Александр Верин-Варяг
МИФЫ О СИБИРСКОЙ ВАНДЕЕ И ЕЁ УРОКИ

       В начале июля исполнилось 100 лет знаменитому Колыванскому крестьянскому восстанию, вошедшему в историю под громким именем «Сибирская Вандея». Колыванское землячество, входящее в областную Ассоциацию, планировало провести в ознаменования этого события ряд памятных мероприятий. Но карантин из-за COVID-19 поломал их планы. Редакция «ЧС» обратилась к нашему старому автору — писателю Александру Верину — с предложением рассказать читателям об истории восстания и о планах землячества сохранить память о его жертвах для потомков.

      — Вокруг этого восстания создано много мифов и легенд. В советское время оно трактовалось как кулацко-эсеровский мятеж против советской власти. Впрочем, эта же оценка просматривается и сегодня, хотя ещё 20 лет назад в открытых источниках, включая Интернет, появились документы партийных и советских органов той поры, которые полностью её опровергают: ещё в 2000—2001 годах Фонд «Демократия» издал подлинную «Сибирскую Вандею» — двухтомный сборник официальных документов партийных, советских органов, Красной армии и ЧК. На основе этих документов и написана глава о восстании в моей книге «Загадки бога Колывана. Неизвестные страницы освоения Сибири» — о роли Чаусского острога — Колывани в превращении Среднего Приобья в промышленный и административный центр Сибири. Книга была издана в Москве ещё в 2013 году.
      В предисловии к книге мой школьный учитель и старший товарищ, известный сибирский писатель-историк Юрий Аркадьевич Фабрика отмечал:
«К марту 1920 г. сибирская деревня столкнулась со всеми главными видами продразвёрстки. Колыванское восстание в июле 1920 г. стало закономерной защитной реакцией обиженного и возмущённого крестьянства на чрезмерное насилие со стороны государства, крайним средством протеста и борьбы за нормальные условия существования. Такие же восстания вскоре заполыхали и в Сибири, и в Европейской России. Жестокое подавление этих выступлений войсками Красной Армии и ЧОНа не остановило протестное движение, более того, побудило крестьян Сибири к дальнейшим действиям. Восстание в 1920 г. крестьянства в Колывани и в ближайшей округе — во Вьюнах, Дубровино, других сёлах — было одно из первых в Сибири, оно стало предвестником крупнейшего за Уралом антисоветского Западно-Сибирского восстания сибирского крестьянства и казачества 1920—1921 гг., охватившего огромные пространства Сибири с населением 3,4 млн человек… История уже реабилитировала участников Кронштадтского и Тамбовского восстаний, но до сих пор не восторжествовала справедливость — реабилитация участников Колыванского восстания 1920 года и Западно-Сибирского восстания 1920—1921 гг.»

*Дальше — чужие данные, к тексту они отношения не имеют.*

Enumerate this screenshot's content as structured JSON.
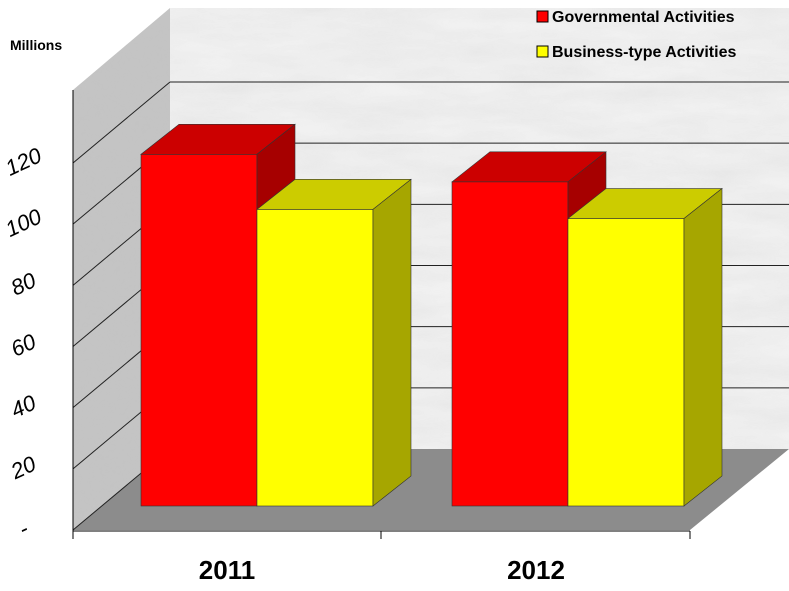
{
  "chart_data": {
    "type": "bar",
    "title": "",
    "ylabel": "Millions",
    "xlabel": "",
    "categories": [
      "2011",
      "2012"
    ],
    "series": [
      {
        "name": "Governmental Activities",
        "values": [
          115,
          106
        ],
        "color": "#ff0000"
      },
      {
        "name": "Business-type Activities",
        "values": [
          97,
          94
        ],
        "color": "#ffff00"
      }
    ],
    "ylim": [
      0,
      120
    ],
    "yticks": [
      "-",
      "20",
      "40",
      "60",
      "80",
      "100",
      "120"
    ],
    "grid": true,
    "legend": "top-right",
    "style": "3d-clustered-column",
    "walls": "marble-texture",
    "floor_color": "#8c8c8c"
  }
}
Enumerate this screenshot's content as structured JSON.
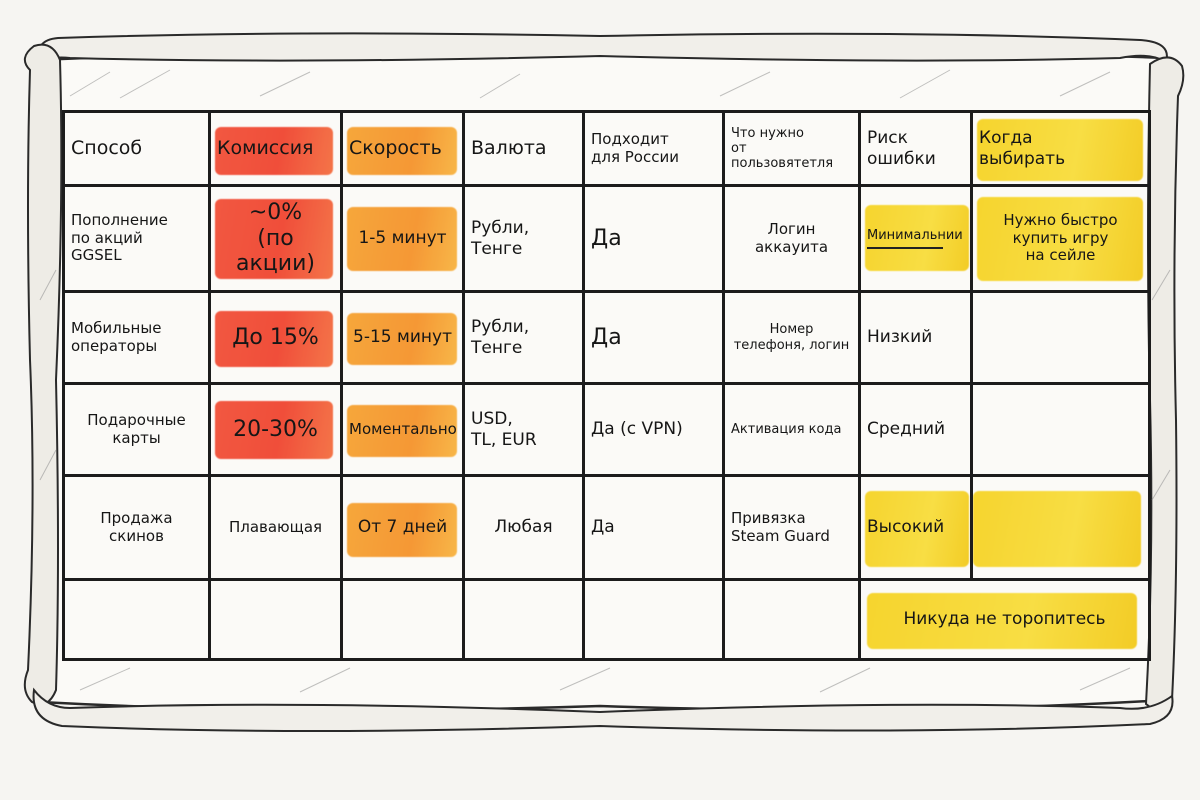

      Проработав почти 40 лет в аграрной журналистике, при этом с малых лет живший в селах Сибири, я не по книжкам знаю послевоенное и нынешнее село. И могу с горечью повторить слова депутата ГД Николая Харитонова, сказанные мне при последней встрече: «А становой хребет селу мы уже сломали». И это «мы» — всеобщее обвинение каждого из нас в том, что врагам России и собственным политическим прохвостам удалось уничтожить основу любого народа — крестьянство. А начало этому, как ни странно, положили большевики.

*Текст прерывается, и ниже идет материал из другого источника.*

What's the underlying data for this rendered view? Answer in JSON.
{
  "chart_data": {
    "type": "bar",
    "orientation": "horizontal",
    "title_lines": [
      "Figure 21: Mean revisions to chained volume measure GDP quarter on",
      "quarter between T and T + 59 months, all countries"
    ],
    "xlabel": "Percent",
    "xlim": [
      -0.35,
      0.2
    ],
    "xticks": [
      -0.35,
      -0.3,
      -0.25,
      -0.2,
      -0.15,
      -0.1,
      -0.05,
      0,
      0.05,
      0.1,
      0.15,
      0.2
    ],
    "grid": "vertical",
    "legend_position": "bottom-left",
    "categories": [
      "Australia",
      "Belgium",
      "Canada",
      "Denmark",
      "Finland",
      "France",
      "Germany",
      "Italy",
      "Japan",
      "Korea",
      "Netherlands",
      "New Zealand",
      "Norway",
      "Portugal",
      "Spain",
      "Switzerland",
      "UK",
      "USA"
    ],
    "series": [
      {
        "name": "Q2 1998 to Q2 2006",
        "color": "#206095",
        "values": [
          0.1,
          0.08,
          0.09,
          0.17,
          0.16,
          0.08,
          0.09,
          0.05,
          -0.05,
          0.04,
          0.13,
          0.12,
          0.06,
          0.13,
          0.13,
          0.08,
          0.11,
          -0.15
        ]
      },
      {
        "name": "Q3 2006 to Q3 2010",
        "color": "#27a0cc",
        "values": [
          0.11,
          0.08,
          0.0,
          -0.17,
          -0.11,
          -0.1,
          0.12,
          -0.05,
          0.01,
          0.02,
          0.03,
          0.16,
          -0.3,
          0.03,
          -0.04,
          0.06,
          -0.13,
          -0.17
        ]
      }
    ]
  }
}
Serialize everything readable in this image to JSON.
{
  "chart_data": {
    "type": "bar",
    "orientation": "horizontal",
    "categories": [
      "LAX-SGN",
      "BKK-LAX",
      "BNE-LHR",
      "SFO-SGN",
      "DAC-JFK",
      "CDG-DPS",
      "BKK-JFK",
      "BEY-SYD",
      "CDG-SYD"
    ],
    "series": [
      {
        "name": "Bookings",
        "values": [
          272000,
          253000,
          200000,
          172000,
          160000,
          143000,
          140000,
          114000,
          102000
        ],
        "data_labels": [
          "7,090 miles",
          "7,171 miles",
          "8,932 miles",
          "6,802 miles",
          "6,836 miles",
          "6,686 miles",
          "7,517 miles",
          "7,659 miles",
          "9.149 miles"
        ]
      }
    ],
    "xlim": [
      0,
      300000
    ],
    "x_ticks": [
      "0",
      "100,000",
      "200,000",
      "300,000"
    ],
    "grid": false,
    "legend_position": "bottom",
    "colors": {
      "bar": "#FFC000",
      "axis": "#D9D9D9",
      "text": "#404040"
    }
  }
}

      Их вождь Ленин, которого Троцкий напрасно называл крестьянским философом, был человек практичный до цинизма. Он прекрасно знал слова основоположников о том, что «мелкие крестьяне являются самыми ярыми собственниками и заклятыми врагами всего, что отдает коммунизмом». И дополнил это положение, добавив, что в крестьянине, рыночнике по природе, капитализм возрождается ежедневно, ежечасно.
Но Россия имела всего 7% пролетариев, а более 90% были бедными пахарями. И Ленин прекрасно понимал, что без мужика в будущей революции не обойтись. Потому и дополнил учение Маркса о гегемонии пролетариата кое-какими допущениями. Например, для участия в ней крестьянства предлагал социал-демократической «рабочей» партии опереться в деревне на сельский пролетариат, т.е. батраков, но их в деревне было ничтожно мало, как правило, это были неудачники, которых само крестьянство не уважало. Землю Ленин предлагал «муниципализировать», а распоряжаться ею должны были батрацкие советы.
       А вот конкуренты из партии эсеров имели в селе огромный авторитет, поскольку их программа была простой и чёткой: собственность на землю переходила самим крестьянам: каждый из них получал не более того, что мог обработать силами своей семьи. Так что батраки должны были вообще исчезнуть. Вот почему в партию эсеров записывались целыми деревнями, а на фронте — ротами. В силу их авторитета большевики и пошли после революции на союз. Но в июле 1918 г. эсеры устроили мятеж после заключения кабального мира с Германией, и большевики монополизировали власть на 72 года. Они же ещё весной 1918 г. стали заменять эсеровские сельсоветы комитетами бедноты. Отсюда понятно, почему Колыванское восстание большевики приписали эсерам и кулакам.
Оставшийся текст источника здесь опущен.